Song - Heavy: Linkin Park

10798 seconds, 10799 seconds, 10800 seconds... I tried to focus on the monotonous counting, to not dwell on the pain. These seconds are all that mattered now; seconds are the only comfort I have left. Seconds, the one thing in my life I have never taken for granted. I respected seconds, treasured them, as counting seconds are the only way to distract my mind from... my mind.

Yet seconds are never truly there, always changing, almost moving. Seconds, intangible, yet inescapable. They have the freedom I wish I had, for they can move on. They simply disappear after there time is over, yet I am forced to deal with the consequences of living - anxiety...

It's been 3 hours since Roman turned off the music to my room, or 10800 seconds, as I prefer to think. It seems like less time that way. I haven't left the room, not spoken to anyone or seen anyone. That way they will never know the effect the absence of the music has had on my mind. My thoughts are much louder now, drowning out my common sense, in it's place the mad, unfiltered rambles of pure anxiety. I don't know why it's been so bad recently. Maybe it's because Thomas is on tour, away from home.

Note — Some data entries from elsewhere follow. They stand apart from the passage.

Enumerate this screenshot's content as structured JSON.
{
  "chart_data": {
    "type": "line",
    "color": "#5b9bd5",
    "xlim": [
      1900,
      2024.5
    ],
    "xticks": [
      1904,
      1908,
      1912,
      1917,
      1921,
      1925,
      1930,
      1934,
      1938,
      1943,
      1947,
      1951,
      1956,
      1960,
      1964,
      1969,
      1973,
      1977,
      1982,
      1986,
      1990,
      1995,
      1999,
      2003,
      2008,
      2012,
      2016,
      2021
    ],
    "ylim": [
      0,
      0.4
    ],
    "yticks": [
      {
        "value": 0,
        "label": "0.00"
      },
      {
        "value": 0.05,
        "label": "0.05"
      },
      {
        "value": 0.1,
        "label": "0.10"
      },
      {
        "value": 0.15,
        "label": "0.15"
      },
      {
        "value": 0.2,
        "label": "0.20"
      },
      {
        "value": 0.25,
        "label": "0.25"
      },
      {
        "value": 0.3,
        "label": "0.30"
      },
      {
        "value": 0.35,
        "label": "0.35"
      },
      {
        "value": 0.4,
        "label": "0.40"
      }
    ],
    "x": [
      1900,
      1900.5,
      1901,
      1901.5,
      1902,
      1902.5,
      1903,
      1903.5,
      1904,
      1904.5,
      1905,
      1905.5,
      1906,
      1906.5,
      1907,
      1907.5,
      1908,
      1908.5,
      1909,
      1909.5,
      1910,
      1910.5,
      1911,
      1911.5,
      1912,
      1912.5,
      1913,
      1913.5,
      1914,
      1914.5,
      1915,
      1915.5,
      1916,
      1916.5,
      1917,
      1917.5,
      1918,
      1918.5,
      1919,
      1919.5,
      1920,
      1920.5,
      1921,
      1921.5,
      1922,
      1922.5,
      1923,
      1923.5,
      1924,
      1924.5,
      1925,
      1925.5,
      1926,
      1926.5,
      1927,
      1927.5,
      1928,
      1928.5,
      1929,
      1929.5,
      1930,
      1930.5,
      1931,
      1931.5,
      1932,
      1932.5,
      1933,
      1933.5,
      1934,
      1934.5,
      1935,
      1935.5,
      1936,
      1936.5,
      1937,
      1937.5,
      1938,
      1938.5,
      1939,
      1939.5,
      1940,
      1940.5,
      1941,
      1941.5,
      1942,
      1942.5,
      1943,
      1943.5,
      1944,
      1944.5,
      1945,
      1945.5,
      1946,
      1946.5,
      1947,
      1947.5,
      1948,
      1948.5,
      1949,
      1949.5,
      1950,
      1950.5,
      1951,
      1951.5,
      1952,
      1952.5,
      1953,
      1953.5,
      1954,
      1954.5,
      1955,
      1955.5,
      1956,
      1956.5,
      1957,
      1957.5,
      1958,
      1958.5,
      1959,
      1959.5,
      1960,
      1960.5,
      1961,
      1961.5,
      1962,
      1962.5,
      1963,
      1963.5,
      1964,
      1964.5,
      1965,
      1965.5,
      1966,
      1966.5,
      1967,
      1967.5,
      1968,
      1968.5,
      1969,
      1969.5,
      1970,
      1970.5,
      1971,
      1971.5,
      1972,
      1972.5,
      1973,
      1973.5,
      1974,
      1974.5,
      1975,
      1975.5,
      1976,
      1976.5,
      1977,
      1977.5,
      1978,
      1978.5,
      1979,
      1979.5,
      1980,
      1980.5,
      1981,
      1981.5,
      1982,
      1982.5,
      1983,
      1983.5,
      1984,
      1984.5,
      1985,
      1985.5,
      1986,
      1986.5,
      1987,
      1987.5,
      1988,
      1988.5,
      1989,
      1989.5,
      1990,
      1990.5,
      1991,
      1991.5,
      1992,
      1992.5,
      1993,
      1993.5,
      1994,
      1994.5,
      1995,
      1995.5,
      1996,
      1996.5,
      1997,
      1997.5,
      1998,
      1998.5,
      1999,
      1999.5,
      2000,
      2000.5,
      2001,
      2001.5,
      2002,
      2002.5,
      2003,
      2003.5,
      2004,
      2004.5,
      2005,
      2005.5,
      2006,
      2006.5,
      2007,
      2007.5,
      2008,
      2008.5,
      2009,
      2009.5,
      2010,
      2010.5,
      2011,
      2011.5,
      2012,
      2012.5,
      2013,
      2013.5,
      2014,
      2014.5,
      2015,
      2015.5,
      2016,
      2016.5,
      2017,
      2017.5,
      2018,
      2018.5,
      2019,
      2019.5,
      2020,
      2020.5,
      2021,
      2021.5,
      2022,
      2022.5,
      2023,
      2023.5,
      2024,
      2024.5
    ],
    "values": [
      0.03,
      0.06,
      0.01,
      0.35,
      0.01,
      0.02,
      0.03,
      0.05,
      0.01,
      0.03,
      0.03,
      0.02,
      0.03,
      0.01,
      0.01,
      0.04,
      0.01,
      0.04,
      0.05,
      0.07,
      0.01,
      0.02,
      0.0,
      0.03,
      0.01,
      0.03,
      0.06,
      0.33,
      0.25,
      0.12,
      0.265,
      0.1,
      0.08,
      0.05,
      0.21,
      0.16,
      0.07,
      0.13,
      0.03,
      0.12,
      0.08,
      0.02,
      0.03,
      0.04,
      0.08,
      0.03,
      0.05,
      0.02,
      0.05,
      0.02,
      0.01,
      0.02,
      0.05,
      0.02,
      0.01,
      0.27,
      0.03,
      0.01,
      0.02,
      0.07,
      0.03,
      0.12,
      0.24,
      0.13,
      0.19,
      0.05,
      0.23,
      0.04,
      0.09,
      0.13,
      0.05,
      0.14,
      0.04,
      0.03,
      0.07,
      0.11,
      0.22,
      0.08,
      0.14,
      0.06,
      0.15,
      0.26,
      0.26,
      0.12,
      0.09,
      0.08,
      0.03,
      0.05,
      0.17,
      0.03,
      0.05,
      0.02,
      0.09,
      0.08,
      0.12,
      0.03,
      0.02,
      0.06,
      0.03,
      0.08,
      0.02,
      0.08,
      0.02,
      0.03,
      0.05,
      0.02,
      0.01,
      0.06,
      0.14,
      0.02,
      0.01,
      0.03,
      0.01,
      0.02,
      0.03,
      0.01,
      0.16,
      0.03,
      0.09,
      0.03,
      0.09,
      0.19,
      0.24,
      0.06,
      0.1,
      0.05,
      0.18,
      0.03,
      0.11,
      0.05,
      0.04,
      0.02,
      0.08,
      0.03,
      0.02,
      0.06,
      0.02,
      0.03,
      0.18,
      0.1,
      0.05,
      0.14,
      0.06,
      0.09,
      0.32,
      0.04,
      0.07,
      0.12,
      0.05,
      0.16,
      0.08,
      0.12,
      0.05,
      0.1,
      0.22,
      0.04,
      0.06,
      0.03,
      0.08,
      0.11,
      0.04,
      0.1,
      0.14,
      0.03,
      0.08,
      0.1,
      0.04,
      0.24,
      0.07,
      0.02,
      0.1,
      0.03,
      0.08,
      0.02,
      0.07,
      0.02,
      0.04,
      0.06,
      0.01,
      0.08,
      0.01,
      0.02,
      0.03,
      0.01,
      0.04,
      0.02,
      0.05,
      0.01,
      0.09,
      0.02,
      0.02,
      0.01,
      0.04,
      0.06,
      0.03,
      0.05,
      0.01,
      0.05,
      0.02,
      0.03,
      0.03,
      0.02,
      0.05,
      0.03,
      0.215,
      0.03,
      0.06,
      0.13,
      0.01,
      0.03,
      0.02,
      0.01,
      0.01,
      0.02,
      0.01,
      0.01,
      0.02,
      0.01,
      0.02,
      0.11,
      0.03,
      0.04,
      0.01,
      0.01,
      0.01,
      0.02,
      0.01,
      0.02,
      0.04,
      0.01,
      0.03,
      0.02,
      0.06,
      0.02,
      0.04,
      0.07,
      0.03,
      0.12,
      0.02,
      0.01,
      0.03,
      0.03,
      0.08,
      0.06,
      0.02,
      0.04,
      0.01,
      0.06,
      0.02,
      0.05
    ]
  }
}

I roll over, taking long, conscious breaths in and out and rack my brain, trying to think of something to take away a bit of my anxiety. I face my black door, wondering if, for the first time in months, I should walk out. How will the other sides react? Probably not well, I'd imagine. Roman would roll his eyes and announce in a dramatic voice that he's leaving. Logan would put me to work straight away, leaving me bored and annoyed. Patton would probably cook me a meal, and I really don't feel like eating right now. I sigh, that option is gone.

Just thinking about that has sent my anxiety flying into the roof. I focus on my breathing again, and when I open my eyes I realize my back is against my door and I am facing my room. Looking at it now, I see how dark it is. What a contrast it must be to the others' rooms. I blink hard, and suddenly my vision goes slightly blurry. It feels like my room is closing in on me, suffocating me. I feel like I can barely breathe, so I close my eyes. I try to block out the sight, focus on anything other than my room. I can feel my throat close, a sign of a panic attack. Oh no. As I duck my head in my knees, I hear something that returns vision to my eyes. 

"Virgil," the sound is shaky, but it gives me something to grab on, and I focus on the tones the person makes when saying my name. I hear it again, this time more demanding. The sound seems to shake me out of my trace, and in an instant, everything is as it was before. The room, and my mind, is back to normal. 

I stand on suddenly shaky legs and move to the furthermost corner of my room. Who said my name? I listen, only to be rewarded with the sound of defeated footsteps traveling down the hall. I can't let them leave, not when I'm in this state. I need someone, anyone. I just need human contact. 

"...Roman?"

Unconsciously, I say a name I never thought I would say when I'm searching for comfort. As the word leaves my lips, I wince. What if the person wasn't him at all? I hear the person sharply take a breath, and I feel is flamboyant aura come closer. I sigh, and revel in the comfort it gives me. 

Suddenly, the doorknob turns, sending my flying toward my bed, looking to hide. I am too late, and am immediately faced with warm, brown eyes. Overcome with the need for contact and tiredness, I fall into his arms. I don't even have time to regret my actions as I fall into a deep sleep.